Educating students to be informed readers on generative AI questions whether or not Longwoods Honor Code should be altered to accommodate AI use. 

Magill said, “We have to have a policy that is clear but is also able to be changed, or able to adapt to the fact that this technology will continue to change over time and continue to show up.”

Dr. Barry added, “I regard the Honor Code first and foremost as an educational instrument, so if it is unclear to a student whether or not the Honor Code applies to the use of generative AI, then it seems to me we owe it to one another to revise the Honor Code, but that is my opinion as an individual instructor not as an authority over the Honor Code.” 

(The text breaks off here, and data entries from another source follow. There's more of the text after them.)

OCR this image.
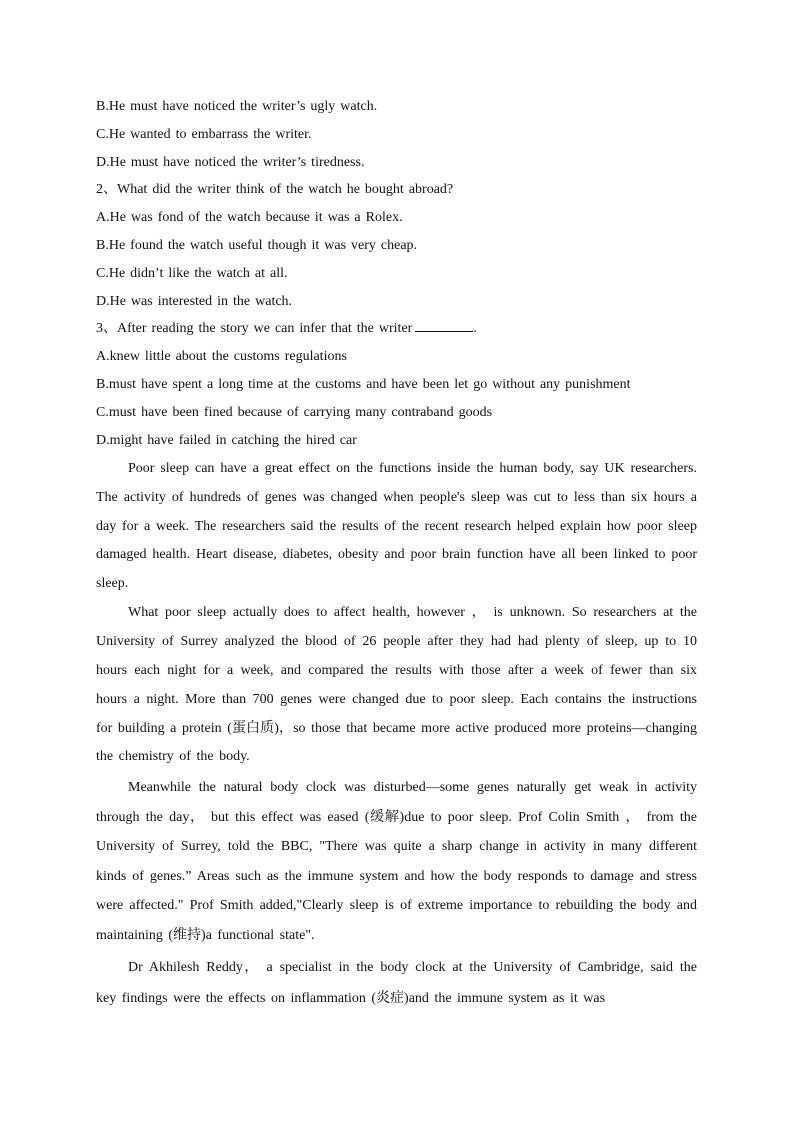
B.He must have noticed the writer’s ugly watch.
C.He wanted to embarrass the writer.
D.He must have noticed the writer’s tiredness.
2、What did the writer think of the watch he bought abroad?
A.He was fond of the watch because it was a Rolex.
B.He found the watch useful though it was very cheap.
C.He didn’t like the watch at all.
D.He was interested in the watch.
3、After reading the story we can infer that the writer	.
A.knew little about the customs regulations
B.must have spent a long time at the customs and have been let go without any punishment
C.must have been fined because of carrying many contraband goods
D.might have failed in catching the hired car

Poor sleep can have a great effect on the functions inside the human body, say UK researchers. The activity of hundreds of genes was changed when people's sleep was cut to less than six hours a day for a week. The researchers said the results of the recent research helped explain how poor sleep damaged health. Heart disease, diabetes, obesity and poor brain function have all been linked to poor sleep.

What poor sleep actually does to affect health, however ， is unknown. So researchers at the University of Surrey analyzed the blood of 26 people after they had had plenty of sleep, up to 10 hours each night for a week, and compared the results with those after a week of fewer than six hours a night. More than 700 genes were changed due to poor sleep. Each contains the instructions for building a protein (蛋白质)，so those that became more active produced more proteins—changing the chemistry of the body.

Meanwhile the natural body clock was disturbed—some genes naturally get weak in activity through the day， but this effect was eased (缓解)due to poor sleep. Prof Colin Smith ， from the University of Surrey, told the BBC, "There was quite a sharp change in activity in many different kinds of genes.” Areas such as the immune system and how the body responds to damage and stress were affected." Prof Smith added,"Clearly sleep is of extreme importance to rebuilding the body and maintaining (维持)a functional state".

Dr Akhilesh Reddy， a specialist in the body clock at the University of Cambridge, said the key findings were the effects on inflammation (炎症)and the immune system as it was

Despite faculty discussion over whether The Longwood Honor Code should recognize artificial intelligence, Longwood’s faculty is beginning to prepare for AI to show up in their classrooms. 

Ashley Leslie, Director and Instructional Designer for Longwood Digital Education Collaborative Department (DEC), said in the Teaching with AI presentation, “CAFE and DEC will be continuing to hold workshops focusing on AI.” 

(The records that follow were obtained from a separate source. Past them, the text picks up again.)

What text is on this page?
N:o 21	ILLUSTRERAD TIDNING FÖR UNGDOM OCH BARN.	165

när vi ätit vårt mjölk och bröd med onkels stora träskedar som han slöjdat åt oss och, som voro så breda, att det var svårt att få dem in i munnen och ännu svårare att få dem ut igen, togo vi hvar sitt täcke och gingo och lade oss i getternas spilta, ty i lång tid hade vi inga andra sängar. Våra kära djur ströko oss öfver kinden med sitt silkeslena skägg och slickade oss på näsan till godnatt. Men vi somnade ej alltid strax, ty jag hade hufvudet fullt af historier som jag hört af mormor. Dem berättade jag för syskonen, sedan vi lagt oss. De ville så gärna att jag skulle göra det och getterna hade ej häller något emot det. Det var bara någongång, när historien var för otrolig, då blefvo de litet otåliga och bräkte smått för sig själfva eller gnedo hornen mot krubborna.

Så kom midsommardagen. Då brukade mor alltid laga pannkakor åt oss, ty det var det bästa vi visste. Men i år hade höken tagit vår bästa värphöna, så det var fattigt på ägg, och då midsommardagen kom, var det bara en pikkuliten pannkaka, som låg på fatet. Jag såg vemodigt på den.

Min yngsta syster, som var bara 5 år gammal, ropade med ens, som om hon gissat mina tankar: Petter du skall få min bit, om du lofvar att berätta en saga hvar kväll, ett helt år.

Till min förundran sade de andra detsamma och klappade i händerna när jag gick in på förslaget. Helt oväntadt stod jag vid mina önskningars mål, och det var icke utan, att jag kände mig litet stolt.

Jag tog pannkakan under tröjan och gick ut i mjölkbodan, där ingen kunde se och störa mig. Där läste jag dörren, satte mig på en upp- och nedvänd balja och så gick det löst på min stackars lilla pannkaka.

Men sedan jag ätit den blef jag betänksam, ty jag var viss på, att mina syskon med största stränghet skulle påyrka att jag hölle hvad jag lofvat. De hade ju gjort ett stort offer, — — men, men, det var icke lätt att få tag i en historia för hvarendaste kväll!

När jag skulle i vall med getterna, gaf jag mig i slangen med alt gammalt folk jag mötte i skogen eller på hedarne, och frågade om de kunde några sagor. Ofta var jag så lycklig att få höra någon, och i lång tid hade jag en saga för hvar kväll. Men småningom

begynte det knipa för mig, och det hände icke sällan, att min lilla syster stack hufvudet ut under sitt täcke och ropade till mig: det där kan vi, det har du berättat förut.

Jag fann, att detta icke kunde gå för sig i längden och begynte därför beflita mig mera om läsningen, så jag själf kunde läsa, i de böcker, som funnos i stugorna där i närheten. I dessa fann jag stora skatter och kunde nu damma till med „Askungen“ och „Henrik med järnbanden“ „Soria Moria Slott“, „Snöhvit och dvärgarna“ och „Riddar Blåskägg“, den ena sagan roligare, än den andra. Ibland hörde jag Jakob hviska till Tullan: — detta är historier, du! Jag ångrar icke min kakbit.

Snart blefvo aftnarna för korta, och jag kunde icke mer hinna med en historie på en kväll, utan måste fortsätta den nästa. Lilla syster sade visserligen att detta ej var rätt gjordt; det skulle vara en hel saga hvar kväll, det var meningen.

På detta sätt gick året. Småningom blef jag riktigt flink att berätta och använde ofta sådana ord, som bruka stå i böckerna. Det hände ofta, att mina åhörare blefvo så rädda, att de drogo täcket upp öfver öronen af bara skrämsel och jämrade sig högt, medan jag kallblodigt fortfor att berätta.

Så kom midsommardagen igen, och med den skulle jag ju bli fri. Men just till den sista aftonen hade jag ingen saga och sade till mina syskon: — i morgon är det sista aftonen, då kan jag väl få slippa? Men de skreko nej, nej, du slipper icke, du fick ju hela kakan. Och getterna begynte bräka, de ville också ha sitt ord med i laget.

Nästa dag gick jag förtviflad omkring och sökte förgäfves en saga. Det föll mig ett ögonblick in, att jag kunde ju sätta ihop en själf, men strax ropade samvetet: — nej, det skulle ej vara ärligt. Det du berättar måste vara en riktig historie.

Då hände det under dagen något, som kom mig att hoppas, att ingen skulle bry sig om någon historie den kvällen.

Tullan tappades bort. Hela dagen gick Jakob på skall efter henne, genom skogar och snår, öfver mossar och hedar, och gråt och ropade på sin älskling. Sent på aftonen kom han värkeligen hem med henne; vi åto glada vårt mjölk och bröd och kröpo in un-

Leslie said these workshops will guide faculty into making assignments AI-proof and updating faculty about AI technologies. Workshops will be in the fall, including one in November that help professors write their final exams to deter AI use. Leslie also informed faculty senate members of AI apps that detect the use of ChatGPT and other AI tools, including Turn-it-in and Chat-GPT Zero. 

Although Longwood is educating faculty in artificial intelligence use, if AI is implemented too heavily into courses and used as an education method, problems may arise. 

Magill said, “In terms of writing, from the MLA, our recommendation is clear that using AI has detrimental effects to learning writing, so we’re advocating that it’s not a good practice to allow for writing specifically.” 

In the MLA Joint Task Force on Writing and AI Working Paper conference summary, they said that students may miss writing, reading, and thinking practice and may not view these skills as valuable if they rely on AI.

But whether or not AI can teach students, these technologies are already being implemented in certain schools and areas across the U.S. 

Barry said, “I would ask what it tells you that these tools that are so ‘promising’ are being implemented in their usage for a population of students who are low income, students of color rather than affluent students who are the children of the people marketing these ‘wonder tools’.” 

These tools have already posed new questions for educators, students, and administration all over the U.S., but the recent boom in student use of generative AI is no shock. Magill said, “It's a new technology, but the things that are causing students to use it are not new.” 

Whether or not the education world finds generative AI useful and convenient, there will always be a concern if AI assists students in essential skills. 

Barry said, “They [AI tools] don’t write, they generate bodies of text from preexisting corpuses, and the difference between those two things is something that requires immersing yourself in the frequently frustrating human experience of writing.”